Barbie compie sessant’anni e non ha neanche una ruga. Chi le avrebbe preventivato una vita così lunga e serena in quel lontano 1959? È sopravvissuta agli anni dell’ingenuo consumismo, al decennio della contestazione, alle rivendicazioni delle donne e, via via, fino ai nostri giorni dove una divinità può bruciarsi in un click. L’ha ritratta anche Andy Warhol che aveva già immortalato Marylin Monroe e magari, per i capelli di Barbie, il pittore ha usato lo stesso tubetto impiegato per la diva americana, per quella chioma troppo bionda da bellezza irraggiungibile.

La storia di Barbie ha un prologo a fumetti che inizia il 24 giugno 1952 sulla pagina domenicale del popolare quotidiano tedesco Bild Zeitung. L’incantevole ragazza è bionda, elegante, vezzosa e rispecchia le pin up statunitensi, allora in voga. Il crescente successo del fumetto induce il suo disegnatore Reinhard Beuthin a contattare un progettista per realizzare una bambola. Occorre attendere l’agosto del 1955 per la comparsa della proto Barbie, Lilli.

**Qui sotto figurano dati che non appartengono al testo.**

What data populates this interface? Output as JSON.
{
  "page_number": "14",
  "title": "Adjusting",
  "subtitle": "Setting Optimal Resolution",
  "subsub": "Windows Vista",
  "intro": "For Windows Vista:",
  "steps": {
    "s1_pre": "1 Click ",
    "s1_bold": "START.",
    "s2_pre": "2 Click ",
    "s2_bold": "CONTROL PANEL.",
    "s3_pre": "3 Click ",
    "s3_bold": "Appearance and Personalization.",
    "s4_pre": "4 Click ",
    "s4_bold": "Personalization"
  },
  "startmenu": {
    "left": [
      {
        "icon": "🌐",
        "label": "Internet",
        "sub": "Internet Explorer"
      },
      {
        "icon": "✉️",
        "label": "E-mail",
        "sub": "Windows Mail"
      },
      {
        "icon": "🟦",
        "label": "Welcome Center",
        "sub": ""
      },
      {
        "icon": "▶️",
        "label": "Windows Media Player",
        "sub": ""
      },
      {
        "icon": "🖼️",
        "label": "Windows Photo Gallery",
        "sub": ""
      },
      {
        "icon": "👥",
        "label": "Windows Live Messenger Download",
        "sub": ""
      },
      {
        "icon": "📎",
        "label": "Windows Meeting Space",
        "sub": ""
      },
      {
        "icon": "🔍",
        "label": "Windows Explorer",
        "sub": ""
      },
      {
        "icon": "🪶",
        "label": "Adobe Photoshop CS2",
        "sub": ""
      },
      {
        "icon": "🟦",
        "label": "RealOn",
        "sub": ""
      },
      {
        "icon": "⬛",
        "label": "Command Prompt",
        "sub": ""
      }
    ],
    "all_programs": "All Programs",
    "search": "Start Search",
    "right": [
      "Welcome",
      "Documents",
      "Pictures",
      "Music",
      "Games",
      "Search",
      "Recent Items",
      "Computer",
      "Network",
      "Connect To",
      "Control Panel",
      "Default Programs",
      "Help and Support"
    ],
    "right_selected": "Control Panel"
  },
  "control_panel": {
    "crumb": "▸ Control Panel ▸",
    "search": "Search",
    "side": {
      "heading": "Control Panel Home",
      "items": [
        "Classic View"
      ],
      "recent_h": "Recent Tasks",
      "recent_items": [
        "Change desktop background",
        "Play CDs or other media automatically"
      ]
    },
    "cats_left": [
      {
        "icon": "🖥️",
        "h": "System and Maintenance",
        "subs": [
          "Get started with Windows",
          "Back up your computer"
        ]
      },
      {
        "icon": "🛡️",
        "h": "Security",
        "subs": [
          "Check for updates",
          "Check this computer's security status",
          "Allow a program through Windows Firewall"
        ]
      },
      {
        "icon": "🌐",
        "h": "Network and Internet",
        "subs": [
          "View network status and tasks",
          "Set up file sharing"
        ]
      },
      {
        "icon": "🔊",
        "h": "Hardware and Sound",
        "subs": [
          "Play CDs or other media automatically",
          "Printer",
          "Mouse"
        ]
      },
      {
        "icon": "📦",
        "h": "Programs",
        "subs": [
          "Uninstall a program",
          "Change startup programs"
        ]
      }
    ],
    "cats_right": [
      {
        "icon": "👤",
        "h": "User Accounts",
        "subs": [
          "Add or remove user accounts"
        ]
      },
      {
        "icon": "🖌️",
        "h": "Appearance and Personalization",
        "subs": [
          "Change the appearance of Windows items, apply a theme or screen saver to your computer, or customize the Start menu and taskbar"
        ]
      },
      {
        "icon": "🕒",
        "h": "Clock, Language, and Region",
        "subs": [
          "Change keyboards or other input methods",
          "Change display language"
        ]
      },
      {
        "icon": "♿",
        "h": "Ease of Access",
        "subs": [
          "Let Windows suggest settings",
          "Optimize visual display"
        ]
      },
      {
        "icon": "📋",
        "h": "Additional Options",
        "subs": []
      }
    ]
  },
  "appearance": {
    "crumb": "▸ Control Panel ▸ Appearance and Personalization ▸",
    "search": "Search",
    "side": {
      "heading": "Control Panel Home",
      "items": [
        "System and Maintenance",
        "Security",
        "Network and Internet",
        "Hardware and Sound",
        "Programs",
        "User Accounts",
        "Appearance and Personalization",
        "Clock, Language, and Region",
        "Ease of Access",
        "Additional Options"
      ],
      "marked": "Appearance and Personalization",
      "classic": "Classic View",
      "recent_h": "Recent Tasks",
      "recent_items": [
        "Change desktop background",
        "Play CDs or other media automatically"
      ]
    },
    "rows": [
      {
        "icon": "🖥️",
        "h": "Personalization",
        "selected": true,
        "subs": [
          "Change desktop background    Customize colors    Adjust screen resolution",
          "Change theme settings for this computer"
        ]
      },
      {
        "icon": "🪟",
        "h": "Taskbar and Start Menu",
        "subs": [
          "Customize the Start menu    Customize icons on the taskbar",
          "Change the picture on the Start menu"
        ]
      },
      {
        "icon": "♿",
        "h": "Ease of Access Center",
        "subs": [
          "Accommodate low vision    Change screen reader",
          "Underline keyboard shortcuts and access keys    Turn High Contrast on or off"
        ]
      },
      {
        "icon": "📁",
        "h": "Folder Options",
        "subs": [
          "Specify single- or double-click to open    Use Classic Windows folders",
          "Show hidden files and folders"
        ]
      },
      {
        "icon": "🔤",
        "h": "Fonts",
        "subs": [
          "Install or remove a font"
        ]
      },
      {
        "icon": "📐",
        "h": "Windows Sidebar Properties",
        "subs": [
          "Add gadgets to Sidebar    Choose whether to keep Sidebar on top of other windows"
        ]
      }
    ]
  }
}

Costa 20 marchi, una cifra elevata per un giocattolo. Non è questo il target della sua prima commercializzazione. Lilli è venduta come divertente soprammobile per signore, per le feste di addio al nubilato e come mascotte portafortuna per gli uomini.

Nel 1956, per le vie di Lucerna, la famiglia statunitense Handler, co-proprietaria della Mattel, vede in una vetrina sei versioni di Lilli in tenuta da sci. La figlia adolescente Barbara ne resta incantata, ma anche la madre Ruth Handler vede realizzata la sua mai ascoltata idea di immettere sul mercato una bambola adulta. Al tempo le bambine giocavano con bambolotti bebè e non con bambole signorine.

Barbie appare alla fiera del giocattolo di New York il 9 marzo 1959, presentata come una teenager fashion model a cui si aggiunge la dicitura “una nuova bambola per la vita reale”. Meno snodata di Lilli, ma manichino che inquieta i moralisti. Barbie è sinuosa, magra ma con un seno prosperoso, i lineamenti sono rafforzati da un trucco marcato e i tacchi sono troppo alti. Il successo è immediato e a questo si accompagna il suo bulimico rinnovarsi d’abito, proiezione di una vita sfarzosa e feticcio della società dei consumi.

La visione aziendale della proliferazione delle Barbie e dei suoi ambienti (è venduta in più di 100 Paesi) sostiene che, in questo modo, ogni bambina può identificarsi nella Barbie che le è più vicina e la bambola conduce le fanciulle verso l’adolescenza. Con il tempo l’azienda è riuscita a differenziare il target di età indirizzando il giocattolo anche alle bambine in età prescolare. Come oggetto d’uso, Barbie incarna il nostro complesso e irrisolto rapporto con il consumo: c’è chi possiede scatole di Barbie, dove una indifferentemente sostituisce l’altra, in una frenetica alternanza di usa e getta (quasi come la bambola con i suoi vestiti); poi c’è chi l’adora, la conserva, la guarda fissando quell’icona di bellezza nel suo mondo perfetto. Se la testa di Barbie dopo sessant’anni non tradisce segni di progresso, quella delle nostre bambine vive la sua piena evoluzione: il gioco è svago, curiosità, scoperta, ma con la crescita il gioco è un recinto sempre più delimitato dal confronto con la realtà.

In fondo con Barbie si può anche scherzare perché la sua assurda perfezione ne suscita facilmente la creazione di modelli opposti: la Barbie sfigata, la Barbie in ritardo, la Barbie disoccupata. La realtà dell’ironia liberatoria rende più piccole le icone.